I’ve doubled the amount of yeast in order to compensate for the effect of the sugar on fermentation. Commercial bakers might use a special strain of ‘osmotolerant’ yeast in a recipe like this, which has been bred to ferment effectively at lower moisture levels. As far as I know, there are currently no domestic suppliers of this specialised form of yeast. I’ve also reduced the overall weight of fruit by roughly a third. I find that many recipes for fruited breads include far too much. Although David’s recipe calls for raisins, currants and peel, you can use whatever appeals to you. As it happens, I’d run out of raisins and used some cranberries to make up the weight.
Put the flour, salt, sugar, spice and easy-action yeast (if using) in a bowl. If you’re using fresh yeast or traditional dried granules, rehydrate it before adding.
Melt the butter in a pan on a low heat. Once melted, take it off the heat, add the milk and pour it over the flour mixture (mixing the milk with the butter cools and disperses it). Mix to a dough and knead by hand for 15 minutes.
Now add the dried fruit. Pat the dough out flat and press the fruit into it before folding it in half. Then gently knead the fruit into the dough until it’s thoroughly incorporated. Take your time: dried ingredients don’t mix easily into bread dough. You will probably find to start with that some of the fruit keeps escaping. Just prod it back in and keep going until you’re satisfied that the fruit is fairly evenly distributed. You could mix the fruit in at the start with all the other ingredients, but I prefer not to do this as the softer fruit tends to get squashed.
Leave the dough to rise in a covered bowl.
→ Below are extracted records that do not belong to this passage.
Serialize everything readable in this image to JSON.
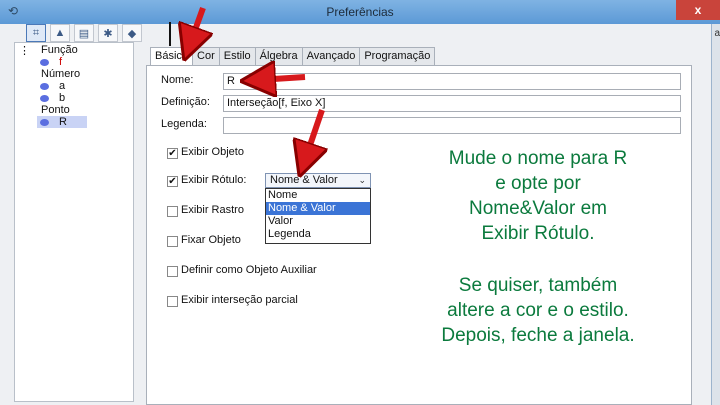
{
  "window": {
    "title": "Preferências",
    "close": "x"
  },
  "toolbar": {
    "buttons": [
      "geometry",
      "graphics",
      "layout",
      "gear",
      "styles"
    ]
  },
  "tree": {
    "items": [
      {
        "label": "Função",
        "child": "f"
      },
      {
        "label": "Número",
        "children": [
          "a",
          "b"
        ]
      },
      {
        "label": "Ponto",
        "child": "R"
      }
    ]
  },
  "side": {
    "letter": "a"
  },
  "tabs": [
    "Básico",
    "Cor",
    "Estilo",
    "Álgebra",
    "Avançado",
    "Programação"
  ],
  "form": {
    "name_label": "Nome:",
    "name_value": "R",
    "definition_label": "Definição:",
    "definition_value": "Interseção[f, Eixo X]",
    "caption_label": "Legenda:",
    "caption_value": ""
  },
  "checks": [
    {
      "label": "Exibir Objeto",
      "checked": true
    },
    {
      "label": "Exibir Rótulo:",
      "checked": true
    },
    {
      "label": "Exibir Rastro",
      "checked": false
    },
    {
      "label": "Fixar Objeto",
      "checked": false
    },
    {
      "label": "Definir como Objeto Auxiliar",
      "checked": false
    },
    {
      "label": "Exibir interseção parcial",
      "checked": false
    }
  ],
  "label_dropdown": {
    "selected": "Nome & Valor",
    "options": [
      "Nome",
      "Nome & Valor",
      "Valor",
      "Legenda"
    ]
  },
  "notes": {
    "line1": "Mude o nome para R",
    "line2": "e opte por",
    "line3": "Nome&Valor em",
    "line4": "Exibir Rótulo.",
    "line5": "Se quiser, também",
    "line6": "altere a cor e o estilo.",
    "line7": "Depois, feche a janela."
  },
  "colors": {
    "note": "#0b7a3d",
    "arrow": "#d7191c",
    "selection": "#3b74d6"
  }
}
You’ll probably find that it doubles in bulk more quickly than usual, in around 40 minutes. At this point, shape the dough for a 2lb loaf tin and and leave it to prove. This will take longer than usual – one and a half to two hours, depending on the ambient temperature. Preheat your oven to 220°c. Once the dough is peeking over the lip of the tin, bake it for 50 minutes to an hour. A fat-rich dough like this always needs a longer bake than a ‘lean’ loaf does. You will find, though, that the crust will be well browned after about 30 minutes, so at this point cover the loaf with some tin foil to prevent it from burning, and check it every now and then in the last 10 minutes.
Once baked through, leave the loaf to cool on a rack, covered in a tea towel. It needs to cool thoroughly before eating; I recommend leaving it 24 hours. Now slice thinly, cover in more butter than is good for you, and put the kettle on.